U.S. Magistrate William Sanderson in Dallas ordered Papa John’s to stop using the slogan in print and broadcast advertisements by Jan. 24, to phase out all other printed items using the claim by March 3 and to remove it from restaurant signs by April 3.
Papa John’s, based in Louisville, Ky., said it is still determining what impact the damage award will have on fourth-quarter earnings. The company said it plans to appeal.
Pizza Hut filed the lawsuit in August 1998 in U.S. District Court in Dallas, claiming Papa John’s falsely implied in ads that it uses fresh ingredients and its rivals don’t.
Pizza Hut, a unit of Tricon Global Restaurants Inc., originally sought as much as $12.5 million in damages. A spokesman for the world’s biggest pizza chain didn’t have an immediate comment.
The ruling comes after the two pizza makers agreed Nov. 29 to allow Sanderson to resolve the dispute. That agreement was reached two weeks after a Dallas jury ruled that both companies made deceptive claims about each other’s products.

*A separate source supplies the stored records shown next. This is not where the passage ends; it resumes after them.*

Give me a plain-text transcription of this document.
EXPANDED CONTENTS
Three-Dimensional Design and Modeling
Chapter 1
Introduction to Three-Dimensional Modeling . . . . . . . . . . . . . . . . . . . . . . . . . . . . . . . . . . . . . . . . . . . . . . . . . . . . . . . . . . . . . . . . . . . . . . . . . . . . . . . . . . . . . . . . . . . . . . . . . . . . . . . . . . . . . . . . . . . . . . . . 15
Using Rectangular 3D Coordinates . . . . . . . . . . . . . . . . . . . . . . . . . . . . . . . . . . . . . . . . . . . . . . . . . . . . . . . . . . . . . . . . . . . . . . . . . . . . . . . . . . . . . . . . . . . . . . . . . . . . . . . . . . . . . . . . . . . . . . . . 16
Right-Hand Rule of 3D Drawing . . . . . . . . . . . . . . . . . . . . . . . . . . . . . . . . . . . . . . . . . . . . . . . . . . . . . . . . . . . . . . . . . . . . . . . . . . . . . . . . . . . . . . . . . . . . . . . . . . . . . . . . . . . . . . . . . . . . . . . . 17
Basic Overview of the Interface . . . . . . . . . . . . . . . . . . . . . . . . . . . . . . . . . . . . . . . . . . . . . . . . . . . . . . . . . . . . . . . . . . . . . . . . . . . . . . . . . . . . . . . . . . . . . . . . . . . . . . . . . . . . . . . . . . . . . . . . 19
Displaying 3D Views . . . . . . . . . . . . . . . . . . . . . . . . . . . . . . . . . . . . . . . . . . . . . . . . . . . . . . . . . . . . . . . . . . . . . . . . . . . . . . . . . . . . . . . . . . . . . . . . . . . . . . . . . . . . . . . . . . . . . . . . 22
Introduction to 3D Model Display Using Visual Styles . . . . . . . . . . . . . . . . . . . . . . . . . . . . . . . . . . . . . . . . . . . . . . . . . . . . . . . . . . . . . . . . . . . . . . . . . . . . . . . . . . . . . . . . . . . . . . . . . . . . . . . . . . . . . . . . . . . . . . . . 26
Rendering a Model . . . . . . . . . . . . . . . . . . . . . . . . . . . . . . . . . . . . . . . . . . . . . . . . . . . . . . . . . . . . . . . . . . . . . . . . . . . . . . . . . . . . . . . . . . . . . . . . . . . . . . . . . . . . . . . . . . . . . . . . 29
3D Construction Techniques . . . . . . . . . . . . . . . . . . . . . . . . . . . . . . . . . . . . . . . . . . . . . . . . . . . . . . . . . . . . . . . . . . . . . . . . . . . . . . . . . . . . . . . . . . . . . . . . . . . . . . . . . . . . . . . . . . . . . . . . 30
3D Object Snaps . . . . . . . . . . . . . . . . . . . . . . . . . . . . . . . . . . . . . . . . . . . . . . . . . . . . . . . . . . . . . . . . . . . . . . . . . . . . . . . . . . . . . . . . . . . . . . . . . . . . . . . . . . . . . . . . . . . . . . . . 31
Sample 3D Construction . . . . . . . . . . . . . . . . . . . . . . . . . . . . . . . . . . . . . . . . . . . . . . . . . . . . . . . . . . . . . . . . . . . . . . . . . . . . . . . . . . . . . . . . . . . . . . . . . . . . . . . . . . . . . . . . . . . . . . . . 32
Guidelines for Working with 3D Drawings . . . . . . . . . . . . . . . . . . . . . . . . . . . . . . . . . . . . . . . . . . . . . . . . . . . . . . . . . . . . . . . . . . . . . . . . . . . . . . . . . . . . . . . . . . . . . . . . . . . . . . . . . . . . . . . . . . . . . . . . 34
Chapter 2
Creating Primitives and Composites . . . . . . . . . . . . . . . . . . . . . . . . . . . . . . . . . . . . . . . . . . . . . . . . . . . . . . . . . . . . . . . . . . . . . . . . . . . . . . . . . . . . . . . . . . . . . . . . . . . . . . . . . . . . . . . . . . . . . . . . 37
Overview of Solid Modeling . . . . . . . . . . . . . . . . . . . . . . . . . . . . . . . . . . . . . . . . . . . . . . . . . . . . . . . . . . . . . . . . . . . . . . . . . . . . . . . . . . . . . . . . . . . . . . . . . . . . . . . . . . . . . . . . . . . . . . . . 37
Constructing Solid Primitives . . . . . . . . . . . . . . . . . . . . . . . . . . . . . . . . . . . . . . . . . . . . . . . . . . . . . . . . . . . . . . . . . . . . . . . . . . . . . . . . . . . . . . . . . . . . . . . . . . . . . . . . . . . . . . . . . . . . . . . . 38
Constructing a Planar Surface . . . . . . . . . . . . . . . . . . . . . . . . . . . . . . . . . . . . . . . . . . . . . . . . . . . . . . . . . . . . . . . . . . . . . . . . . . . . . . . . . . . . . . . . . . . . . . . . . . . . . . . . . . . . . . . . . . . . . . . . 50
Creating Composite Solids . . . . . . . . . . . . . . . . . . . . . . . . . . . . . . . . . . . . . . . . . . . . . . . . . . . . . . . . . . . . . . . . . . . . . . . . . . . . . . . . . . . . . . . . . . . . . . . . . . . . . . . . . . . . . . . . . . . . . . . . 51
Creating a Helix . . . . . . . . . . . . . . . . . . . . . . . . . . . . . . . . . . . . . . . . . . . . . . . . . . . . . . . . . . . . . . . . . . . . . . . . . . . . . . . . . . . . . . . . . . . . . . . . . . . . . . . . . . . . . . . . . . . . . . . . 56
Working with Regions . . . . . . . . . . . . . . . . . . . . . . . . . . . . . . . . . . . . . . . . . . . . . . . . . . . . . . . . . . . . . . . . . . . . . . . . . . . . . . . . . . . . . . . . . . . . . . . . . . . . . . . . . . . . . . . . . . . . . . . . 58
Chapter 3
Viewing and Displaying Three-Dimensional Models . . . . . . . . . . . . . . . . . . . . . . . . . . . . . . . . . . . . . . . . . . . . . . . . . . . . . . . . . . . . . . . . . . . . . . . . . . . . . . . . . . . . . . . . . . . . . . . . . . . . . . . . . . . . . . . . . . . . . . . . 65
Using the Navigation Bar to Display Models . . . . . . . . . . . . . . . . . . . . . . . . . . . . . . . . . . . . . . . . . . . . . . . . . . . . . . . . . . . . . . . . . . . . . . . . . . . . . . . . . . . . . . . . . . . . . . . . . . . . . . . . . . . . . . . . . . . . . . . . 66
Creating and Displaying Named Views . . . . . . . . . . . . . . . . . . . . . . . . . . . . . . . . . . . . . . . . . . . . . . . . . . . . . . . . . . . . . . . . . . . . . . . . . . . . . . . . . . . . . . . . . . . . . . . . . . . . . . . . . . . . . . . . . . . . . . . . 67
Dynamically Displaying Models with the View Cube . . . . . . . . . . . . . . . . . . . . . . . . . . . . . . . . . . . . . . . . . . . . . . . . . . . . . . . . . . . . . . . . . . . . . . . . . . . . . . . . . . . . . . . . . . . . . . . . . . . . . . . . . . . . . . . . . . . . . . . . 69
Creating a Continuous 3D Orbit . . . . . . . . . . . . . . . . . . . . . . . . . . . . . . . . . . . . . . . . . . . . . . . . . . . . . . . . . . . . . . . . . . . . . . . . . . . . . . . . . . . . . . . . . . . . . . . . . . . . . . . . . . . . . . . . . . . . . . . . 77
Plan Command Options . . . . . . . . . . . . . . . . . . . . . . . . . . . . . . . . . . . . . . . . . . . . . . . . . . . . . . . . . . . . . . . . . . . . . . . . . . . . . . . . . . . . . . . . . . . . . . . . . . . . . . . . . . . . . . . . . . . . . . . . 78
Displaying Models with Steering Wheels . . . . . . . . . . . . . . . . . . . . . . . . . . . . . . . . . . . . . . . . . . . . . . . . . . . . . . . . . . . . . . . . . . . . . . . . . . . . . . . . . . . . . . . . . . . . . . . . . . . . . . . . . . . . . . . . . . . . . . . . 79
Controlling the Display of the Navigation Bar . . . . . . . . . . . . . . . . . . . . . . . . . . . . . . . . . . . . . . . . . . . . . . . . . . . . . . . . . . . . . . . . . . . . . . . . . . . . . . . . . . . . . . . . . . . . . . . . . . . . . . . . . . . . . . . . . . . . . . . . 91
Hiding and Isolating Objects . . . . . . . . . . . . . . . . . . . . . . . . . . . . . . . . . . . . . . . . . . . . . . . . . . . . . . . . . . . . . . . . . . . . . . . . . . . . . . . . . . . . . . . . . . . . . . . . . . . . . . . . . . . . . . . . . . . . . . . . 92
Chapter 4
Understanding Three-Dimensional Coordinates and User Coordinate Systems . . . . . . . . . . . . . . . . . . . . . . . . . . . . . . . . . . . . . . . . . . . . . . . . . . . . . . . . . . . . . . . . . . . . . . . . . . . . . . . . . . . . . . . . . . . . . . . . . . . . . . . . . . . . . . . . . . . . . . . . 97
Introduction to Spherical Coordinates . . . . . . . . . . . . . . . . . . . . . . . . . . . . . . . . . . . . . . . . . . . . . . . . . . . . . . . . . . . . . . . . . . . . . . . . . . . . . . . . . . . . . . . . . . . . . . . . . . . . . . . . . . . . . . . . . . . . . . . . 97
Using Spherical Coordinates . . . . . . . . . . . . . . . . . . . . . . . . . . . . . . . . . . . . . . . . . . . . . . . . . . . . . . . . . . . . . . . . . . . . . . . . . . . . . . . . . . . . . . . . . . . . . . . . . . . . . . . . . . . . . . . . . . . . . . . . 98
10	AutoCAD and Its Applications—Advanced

At issue in the case is the concept of “puffery,” vague claims of superiority that companies often make to promote their products. Pizza Hut argued that Papa John’s claims weren’t puffery but were specific statements of fact that the company couldn’t support.
Tricon fell $1.31 to close at $37.31 on the New York Stock Exchange, and Papa John’s closed up 69 cents at $26.75 on Nasdaq. The decision was announced after the markets closed.